It’s been crunch time in Cupertino. Apple Inc. (NASDAQ:AAPL) has been scrambling to ink the necessary licensing deals with the major record labels for its presumed “iRadio” service ahead of its Worldwide Developer Conference, or WWDC, which kicks off next week.
Major rival Google Inc (NASDAQ:GOOG) launched its own online music streaming service — called All Access — last month at Google Inc (NASDAQ:GOOG) I/O. That pre-emptive strike left Apple Inc. (NASDAQ:AAPL) scrambling to catch up, but the Mac maker had reportedly been stalled with negotiations. Up until now, Apple Inc. (NASDAQ:AAPL) had secured two out of the three major record labels (Warner and Universal), and Sony Corporation (ADR) (NYSE:SNE) Music was the last label to sign on.

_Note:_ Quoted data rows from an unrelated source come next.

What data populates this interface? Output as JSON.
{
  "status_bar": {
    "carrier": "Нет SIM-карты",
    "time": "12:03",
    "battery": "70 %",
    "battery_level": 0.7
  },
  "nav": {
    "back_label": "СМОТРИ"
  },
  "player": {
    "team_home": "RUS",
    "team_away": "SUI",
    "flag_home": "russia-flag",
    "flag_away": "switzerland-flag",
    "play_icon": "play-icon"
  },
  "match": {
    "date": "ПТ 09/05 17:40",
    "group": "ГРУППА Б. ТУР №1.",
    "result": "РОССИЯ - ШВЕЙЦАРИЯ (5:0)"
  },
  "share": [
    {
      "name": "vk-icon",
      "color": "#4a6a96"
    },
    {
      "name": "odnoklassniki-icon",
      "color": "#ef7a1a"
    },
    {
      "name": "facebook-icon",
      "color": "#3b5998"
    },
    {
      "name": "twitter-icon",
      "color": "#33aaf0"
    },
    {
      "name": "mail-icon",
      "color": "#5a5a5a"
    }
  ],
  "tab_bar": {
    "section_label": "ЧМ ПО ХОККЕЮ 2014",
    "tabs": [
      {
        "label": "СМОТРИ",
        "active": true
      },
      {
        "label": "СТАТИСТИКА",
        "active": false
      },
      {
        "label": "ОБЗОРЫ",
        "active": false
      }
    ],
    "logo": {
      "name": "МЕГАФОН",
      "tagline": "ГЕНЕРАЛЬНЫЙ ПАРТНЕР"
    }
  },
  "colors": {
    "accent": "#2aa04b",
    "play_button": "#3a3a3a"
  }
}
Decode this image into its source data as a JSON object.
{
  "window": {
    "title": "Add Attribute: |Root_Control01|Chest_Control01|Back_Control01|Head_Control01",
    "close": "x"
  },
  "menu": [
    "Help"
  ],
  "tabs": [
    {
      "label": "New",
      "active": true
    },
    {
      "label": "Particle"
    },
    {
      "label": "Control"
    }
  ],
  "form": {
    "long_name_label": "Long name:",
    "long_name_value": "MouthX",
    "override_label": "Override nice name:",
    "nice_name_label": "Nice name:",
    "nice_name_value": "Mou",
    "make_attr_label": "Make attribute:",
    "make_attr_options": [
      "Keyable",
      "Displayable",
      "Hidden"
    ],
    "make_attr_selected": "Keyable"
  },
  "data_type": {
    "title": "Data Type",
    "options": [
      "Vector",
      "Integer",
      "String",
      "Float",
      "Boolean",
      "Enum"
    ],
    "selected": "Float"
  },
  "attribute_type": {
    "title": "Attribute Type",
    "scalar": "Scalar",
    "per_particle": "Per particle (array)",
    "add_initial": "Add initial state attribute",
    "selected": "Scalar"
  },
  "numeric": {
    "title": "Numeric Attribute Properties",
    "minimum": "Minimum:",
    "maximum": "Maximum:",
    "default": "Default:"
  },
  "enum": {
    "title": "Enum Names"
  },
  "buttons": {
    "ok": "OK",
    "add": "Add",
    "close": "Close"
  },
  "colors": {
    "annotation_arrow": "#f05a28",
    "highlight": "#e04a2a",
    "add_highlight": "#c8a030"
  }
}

AllThingsD now reports that Sony Corporation (ADR) (NYSE:SNE) is onboard, and that the two companies have inked a deal. That means that Apple Inc. (NASDAQ:AAPL)’s service is about ready for prime time, although it may only be unveiled during the WWDC opening keynote on Monday. iRadio may not launch until later this year.
Apple Inc. (NASDAQ:AAPL) is expected to take a more innovative approach compared to All Access, as well as incumbents like Pandora Media Inc (NYSE:P) and Spotify. Pandora Media Inc (NYSE:P) shares have been volatile lately on concerns about Apple’s upcoming entry. The company reported earnings last month, with shares briefly jumping to flirt with $20, only to promptly pull back by over 25% since.
So far this year, Pandora Media Inc (NYSE:P)’s market share has been under slight pressure as well. The music streamer just released its audience metrics for May, and its share of the U.S. market continues to decline.
Pandora Media Inc (NYSE:P) delivered 1.35 billion listener hours, which translated into a domestic market share of 7.3%. Both figures were up from a year ago, but also continue to trend lower year-to-date. Active listeners climbed to 70.8 million, a steady improvement.
Apple’s service is expected to be free and iAd-supported. Music has never been a major profit center for Apple. iTunes revenue has grown significantly over the year, but most of the operating profit from software and services comes from Apple’s first-party software. Third-party content in iTunes, like music and apps, has historically run just above break-even, with Apple’s primary motive being to offer a large repository of complementary content to boost iDevice unit sales. The same will be true for iRadio. Apple is more interested in embracing the shift in consumer preference toward access models to sell more iPhones than it is in directly monetizing any music streaming service.